An introduction to Service Mesh
Microservices or Microservices-based application architectures have become increasingly popular over the past few years as it provides inherent scalability and agility of deployment. At the same time, it also has security impacts:
• A web of interconnections and communication links to be protected.
• Fine-grained control of traffic behavior
• Need for secure service discovery mechanisms.
• Need to support access controls.
One such way to address these challenges is service mesh which serves as a dedicated infrastructure layer for handling service-to-service communication.
What is Service Mesh?
A service mesh is a dedicated infrastructure layer for facilitating service-to-service communications between microservices. There can be different architectural patterns to implement service mesh, however, it's often implemented using a sidecar proxy. The sidecar is attached to a parent application and provides supporting features for the application.

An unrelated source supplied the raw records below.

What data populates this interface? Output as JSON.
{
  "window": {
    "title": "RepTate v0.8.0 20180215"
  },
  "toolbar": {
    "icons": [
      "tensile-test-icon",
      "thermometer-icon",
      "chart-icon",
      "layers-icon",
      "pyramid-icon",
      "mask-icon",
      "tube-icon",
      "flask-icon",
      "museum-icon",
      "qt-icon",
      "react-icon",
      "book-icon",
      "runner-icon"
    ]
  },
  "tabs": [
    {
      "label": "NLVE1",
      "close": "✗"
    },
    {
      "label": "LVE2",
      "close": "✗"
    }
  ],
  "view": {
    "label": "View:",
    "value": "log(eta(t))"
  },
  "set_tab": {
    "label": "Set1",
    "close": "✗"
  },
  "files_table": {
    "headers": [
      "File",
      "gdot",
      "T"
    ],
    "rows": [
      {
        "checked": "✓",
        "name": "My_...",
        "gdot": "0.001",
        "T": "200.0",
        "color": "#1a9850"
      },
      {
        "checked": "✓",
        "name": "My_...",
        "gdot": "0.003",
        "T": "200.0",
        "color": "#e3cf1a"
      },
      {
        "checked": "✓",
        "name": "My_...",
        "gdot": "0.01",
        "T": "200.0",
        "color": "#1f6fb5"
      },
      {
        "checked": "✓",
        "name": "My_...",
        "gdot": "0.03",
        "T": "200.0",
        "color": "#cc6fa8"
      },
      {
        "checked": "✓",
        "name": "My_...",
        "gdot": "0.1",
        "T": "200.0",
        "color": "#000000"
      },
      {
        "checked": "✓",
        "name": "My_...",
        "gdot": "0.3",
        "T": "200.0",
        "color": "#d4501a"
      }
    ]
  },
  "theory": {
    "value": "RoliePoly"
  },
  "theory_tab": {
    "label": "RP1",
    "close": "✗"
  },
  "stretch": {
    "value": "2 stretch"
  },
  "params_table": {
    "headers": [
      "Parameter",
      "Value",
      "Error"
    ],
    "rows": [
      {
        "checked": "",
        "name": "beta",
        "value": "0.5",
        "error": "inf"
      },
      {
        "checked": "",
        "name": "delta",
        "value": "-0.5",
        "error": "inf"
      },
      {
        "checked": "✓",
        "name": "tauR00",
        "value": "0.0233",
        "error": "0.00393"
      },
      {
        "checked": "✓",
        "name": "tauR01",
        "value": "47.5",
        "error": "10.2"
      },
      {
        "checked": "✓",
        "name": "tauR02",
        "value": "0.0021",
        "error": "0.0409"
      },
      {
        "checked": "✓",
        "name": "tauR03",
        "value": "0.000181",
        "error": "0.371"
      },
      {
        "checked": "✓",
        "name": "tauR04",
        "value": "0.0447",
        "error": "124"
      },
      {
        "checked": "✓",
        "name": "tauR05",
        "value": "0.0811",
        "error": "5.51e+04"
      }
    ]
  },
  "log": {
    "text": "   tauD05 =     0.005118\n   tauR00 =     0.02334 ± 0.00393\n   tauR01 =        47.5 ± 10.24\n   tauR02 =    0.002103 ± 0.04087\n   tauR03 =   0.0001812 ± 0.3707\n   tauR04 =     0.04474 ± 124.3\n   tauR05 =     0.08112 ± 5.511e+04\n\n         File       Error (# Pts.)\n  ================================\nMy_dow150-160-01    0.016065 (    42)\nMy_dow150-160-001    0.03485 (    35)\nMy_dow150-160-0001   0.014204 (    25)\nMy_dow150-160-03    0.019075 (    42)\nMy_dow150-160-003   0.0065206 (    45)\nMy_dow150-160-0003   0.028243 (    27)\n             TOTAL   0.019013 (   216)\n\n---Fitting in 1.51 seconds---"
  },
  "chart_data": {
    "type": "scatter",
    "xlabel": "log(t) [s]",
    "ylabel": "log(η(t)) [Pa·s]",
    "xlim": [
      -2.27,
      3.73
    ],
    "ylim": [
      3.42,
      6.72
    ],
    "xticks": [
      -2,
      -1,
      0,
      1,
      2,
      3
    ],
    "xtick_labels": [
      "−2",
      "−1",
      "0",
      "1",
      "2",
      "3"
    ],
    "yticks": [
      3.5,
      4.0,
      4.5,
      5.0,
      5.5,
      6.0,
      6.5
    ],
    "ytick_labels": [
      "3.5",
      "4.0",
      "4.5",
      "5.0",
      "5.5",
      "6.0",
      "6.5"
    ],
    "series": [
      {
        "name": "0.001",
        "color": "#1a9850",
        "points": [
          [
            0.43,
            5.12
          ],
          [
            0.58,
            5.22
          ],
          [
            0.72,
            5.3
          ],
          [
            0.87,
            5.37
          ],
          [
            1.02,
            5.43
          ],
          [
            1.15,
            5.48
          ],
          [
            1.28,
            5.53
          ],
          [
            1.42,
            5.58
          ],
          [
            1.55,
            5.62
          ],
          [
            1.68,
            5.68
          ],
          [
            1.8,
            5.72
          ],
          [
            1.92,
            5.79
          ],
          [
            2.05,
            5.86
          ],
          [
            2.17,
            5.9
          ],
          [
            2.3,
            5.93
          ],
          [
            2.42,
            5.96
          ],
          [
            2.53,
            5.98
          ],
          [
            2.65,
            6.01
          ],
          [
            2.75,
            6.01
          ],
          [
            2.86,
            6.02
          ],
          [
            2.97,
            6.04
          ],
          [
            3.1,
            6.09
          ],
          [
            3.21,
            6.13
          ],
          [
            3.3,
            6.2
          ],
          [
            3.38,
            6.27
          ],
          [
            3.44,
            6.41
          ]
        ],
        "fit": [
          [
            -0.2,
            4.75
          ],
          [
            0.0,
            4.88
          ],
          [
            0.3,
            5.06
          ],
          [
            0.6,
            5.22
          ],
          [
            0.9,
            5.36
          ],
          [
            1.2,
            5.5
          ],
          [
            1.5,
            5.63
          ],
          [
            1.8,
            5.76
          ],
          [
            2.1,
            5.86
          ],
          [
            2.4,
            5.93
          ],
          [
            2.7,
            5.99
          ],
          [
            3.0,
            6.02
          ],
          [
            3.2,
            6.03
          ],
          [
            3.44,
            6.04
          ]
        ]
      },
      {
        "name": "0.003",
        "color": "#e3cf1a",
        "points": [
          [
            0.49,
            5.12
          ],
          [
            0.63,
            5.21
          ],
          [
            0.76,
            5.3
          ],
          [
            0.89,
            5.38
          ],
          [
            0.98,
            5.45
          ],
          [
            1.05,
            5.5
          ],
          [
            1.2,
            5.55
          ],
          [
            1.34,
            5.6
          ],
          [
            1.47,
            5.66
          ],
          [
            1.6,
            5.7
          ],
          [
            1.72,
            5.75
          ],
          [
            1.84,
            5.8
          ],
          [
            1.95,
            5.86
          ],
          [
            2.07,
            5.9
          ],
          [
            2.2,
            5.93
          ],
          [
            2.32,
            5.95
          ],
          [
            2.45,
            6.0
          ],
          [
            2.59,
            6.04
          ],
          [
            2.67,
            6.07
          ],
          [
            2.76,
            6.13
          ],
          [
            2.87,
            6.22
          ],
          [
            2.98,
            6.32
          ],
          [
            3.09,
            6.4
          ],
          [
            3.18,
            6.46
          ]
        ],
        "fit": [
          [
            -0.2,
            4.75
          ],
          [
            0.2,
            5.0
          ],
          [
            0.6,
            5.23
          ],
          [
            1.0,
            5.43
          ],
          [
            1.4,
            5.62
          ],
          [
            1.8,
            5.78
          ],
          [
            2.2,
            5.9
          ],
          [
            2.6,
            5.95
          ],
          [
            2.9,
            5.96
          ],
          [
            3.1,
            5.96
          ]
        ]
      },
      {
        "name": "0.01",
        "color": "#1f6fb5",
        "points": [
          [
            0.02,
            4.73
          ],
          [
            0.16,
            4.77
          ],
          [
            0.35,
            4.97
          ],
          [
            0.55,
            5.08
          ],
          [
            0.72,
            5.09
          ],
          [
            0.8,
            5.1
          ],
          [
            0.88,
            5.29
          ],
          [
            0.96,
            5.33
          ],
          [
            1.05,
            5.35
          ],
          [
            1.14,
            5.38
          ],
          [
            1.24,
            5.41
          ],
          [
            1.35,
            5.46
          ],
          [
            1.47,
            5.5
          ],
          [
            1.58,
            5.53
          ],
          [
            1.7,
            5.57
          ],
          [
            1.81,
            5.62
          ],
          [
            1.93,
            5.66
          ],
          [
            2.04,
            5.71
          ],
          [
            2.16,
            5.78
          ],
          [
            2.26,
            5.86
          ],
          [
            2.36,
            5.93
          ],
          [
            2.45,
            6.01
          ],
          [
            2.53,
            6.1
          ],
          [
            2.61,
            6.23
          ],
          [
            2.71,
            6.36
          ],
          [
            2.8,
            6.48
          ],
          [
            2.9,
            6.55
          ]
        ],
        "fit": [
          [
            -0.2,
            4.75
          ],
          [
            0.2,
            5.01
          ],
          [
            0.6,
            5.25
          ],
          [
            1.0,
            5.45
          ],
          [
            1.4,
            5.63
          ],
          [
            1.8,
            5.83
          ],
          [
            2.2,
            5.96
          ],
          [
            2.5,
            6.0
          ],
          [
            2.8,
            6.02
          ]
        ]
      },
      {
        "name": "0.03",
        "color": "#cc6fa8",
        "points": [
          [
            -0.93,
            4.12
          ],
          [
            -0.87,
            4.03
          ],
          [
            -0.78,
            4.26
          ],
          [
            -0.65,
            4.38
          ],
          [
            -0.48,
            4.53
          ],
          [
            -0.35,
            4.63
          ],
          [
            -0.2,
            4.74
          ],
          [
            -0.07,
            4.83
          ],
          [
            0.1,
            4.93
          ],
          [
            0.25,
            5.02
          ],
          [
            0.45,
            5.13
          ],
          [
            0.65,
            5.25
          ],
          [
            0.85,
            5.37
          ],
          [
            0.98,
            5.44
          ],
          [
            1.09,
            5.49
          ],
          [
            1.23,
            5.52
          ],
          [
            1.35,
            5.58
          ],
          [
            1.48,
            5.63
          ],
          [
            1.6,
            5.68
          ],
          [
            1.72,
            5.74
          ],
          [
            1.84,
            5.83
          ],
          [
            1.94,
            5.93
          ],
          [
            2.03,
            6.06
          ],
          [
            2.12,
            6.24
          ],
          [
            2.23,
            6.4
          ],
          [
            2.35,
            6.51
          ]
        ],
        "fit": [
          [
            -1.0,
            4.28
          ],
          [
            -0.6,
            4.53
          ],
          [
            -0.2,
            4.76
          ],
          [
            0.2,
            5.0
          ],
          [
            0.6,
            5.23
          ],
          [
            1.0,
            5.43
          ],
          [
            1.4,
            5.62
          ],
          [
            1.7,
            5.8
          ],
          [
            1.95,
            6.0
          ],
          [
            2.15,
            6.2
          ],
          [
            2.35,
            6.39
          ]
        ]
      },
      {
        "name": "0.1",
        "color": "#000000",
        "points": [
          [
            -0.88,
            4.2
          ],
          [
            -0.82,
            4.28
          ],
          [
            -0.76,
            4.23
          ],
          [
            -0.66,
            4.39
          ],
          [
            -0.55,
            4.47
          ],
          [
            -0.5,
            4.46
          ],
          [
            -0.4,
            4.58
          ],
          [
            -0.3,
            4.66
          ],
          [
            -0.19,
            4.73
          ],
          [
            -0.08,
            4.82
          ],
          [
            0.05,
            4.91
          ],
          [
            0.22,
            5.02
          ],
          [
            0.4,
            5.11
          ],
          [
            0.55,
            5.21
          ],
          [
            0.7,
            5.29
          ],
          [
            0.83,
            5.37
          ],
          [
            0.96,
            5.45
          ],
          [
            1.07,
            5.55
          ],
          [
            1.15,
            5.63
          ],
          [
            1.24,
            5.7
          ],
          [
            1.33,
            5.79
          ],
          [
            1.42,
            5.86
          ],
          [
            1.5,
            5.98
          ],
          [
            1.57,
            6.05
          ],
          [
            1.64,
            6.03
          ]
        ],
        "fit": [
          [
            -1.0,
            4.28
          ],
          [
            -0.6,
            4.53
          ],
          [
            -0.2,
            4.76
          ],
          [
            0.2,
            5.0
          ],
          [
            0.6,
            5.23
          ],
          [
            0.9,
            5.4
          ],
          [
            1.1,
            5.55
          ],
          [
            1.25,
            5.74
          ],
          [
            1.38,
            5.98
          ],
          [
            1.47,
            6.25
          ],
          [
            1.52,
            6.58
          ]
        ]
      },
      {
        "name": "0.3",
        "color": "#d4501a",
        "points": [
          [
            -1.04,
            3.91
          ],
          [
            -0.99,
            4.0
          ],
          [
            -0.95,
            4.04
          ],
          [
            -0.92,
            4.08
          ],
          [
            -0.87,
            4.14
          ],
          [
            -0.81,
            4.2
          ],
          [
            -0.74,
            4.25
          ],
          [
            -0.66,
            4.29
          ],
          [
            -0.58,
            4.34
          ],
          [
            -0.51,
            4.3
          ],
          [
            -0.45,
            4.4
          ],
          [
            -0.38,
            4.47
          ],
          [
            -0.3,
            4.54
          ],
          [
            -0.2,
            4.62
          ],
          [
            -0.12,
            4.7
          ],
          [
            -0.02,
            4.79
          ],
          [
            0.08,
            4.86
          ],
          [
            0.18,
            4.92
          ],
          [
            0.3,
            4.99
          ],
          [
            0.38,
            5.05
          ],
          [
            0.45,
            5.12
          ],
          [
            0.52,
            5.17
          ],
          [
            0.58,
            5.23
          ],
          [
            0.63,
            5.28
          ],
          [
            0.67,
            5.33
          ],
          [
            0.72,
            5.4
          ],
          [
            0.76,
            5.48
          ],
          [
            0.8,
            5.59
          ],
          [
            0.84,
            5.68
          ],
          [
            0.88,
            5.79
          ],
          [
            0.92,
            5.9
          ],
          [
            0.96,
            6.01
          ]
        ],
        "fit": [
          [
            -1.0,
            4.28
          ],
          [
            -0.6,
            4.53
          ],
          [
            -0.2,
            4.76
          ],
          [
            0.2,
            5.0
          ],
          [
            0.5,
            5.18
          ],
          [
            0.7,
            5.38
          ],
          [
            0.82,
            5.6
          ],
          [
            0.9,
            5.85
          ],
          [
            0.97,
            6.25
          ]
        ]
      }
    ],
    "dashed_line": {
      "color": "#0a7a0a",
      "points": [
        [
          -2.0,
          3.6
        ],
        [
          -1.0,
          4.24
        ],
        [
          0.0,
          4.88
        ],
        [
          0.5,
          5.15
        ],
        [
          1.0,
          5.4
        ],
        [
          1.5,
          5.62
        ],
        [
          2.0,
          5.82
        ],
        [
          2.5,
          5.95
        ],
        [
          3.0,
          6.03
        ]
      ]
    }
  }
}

The sidecar also shares the same life cycle as the parent application, is created, and retired alongside the parent.
Conceptually, a Service Mesh can be used to provide infrastructure services for all applications based on the microservices architecture in which there are hundreds of services and tens of instances in each service
A Service Mesh consists of two main architectural layers or components:
● Data plane: The interconnected set of proxies in a Service Mesh that control the inter-services communication represents its data plane
● Control plane: A control plane is a set of APIs and tools used to control and configure data plane (proxy) behavior across the mesh.
How does it work?
The proxy sits in front of each microservice and all communications are passed through it. The proxy is responsible for connection details, traffic management, error and failure handling, and collecting metrics for observability purposes. When proxies talk with other proxies — decoupled from each service — you get a service mesh.
What does it help with?
Here are some of the core features a service mesh product provides:
● Authentication and authorization — Certificate generation, key management, whitelist and blacklist, Single sign-on (SSO) tokens, API keys
● Secure service discovery — Discovery of service endpoints through a dedicated service registry
● Secure communication — Mutual Transport Layer Security (TLS), encryption, dynamic route generation, multiple protocol support, including protocol translation where required (e.g., Hypertext Transfer Protocol (HTTP)1.x, HTTP2, gRPC, etc.)
● Resilience/stability features for communication — Circuit breakers, retries, timeouts, fault injection/handling, load balancing, failover, rate limiting, request shadowing
● Observability/monitoring features — Logging, metrics, distributed tracing
Let’s see a use case?
There can be several use cases for service mesh. To understand it better let's go through a network reliability use case (referenced from service mesh for dummies) to handle network failures in the service mesh automatically and transparently, by retrying failed requests within the parameters set up by the application owners
They can define the timeout budgets for retries and jitter thresholds to restrict the impact of the increased traffic caused by retries on upstream services. If there’s a 503 Service Unavailable error because the server is completely unavailable due to scheduled maintenance, the app operator would need to make sure that the application has resiliency built in to handle the 503 errors returned from Envoy when it stops retrying. One of the main benefits of offloading the retries to the proxy is that you can define the application resiliency settings between services independently of the programming language because the configuration layer is language agnostic.
What’s in the market?
Some of the open-source service mesh solutions are:
- Istio
- Linkerd
- Consul Connect
- Kuma
- Maesh
- ServiceComb-mesher
- Network Service Mesh
- OpenShift Service Mesh by Red Hat.
Conclusion
The best approach to proceed (or not to) with service mesh implementation is to understand, as with any other technology, whether it fits as a solution to your problems.
A service mesh adds operational complexity to the technology stack and therefore is typically deployed if the organization is having trouble scaling service-to-service communication, has a large number of microservices, or has a specific use case to resolve. A pilot project can be implemented on a subset of microservices thereby analyzing the results and benefits it provides leading to full-scale implementation.
In both cases, it’s important to understand and develop a sound understanding of service mesh concepts.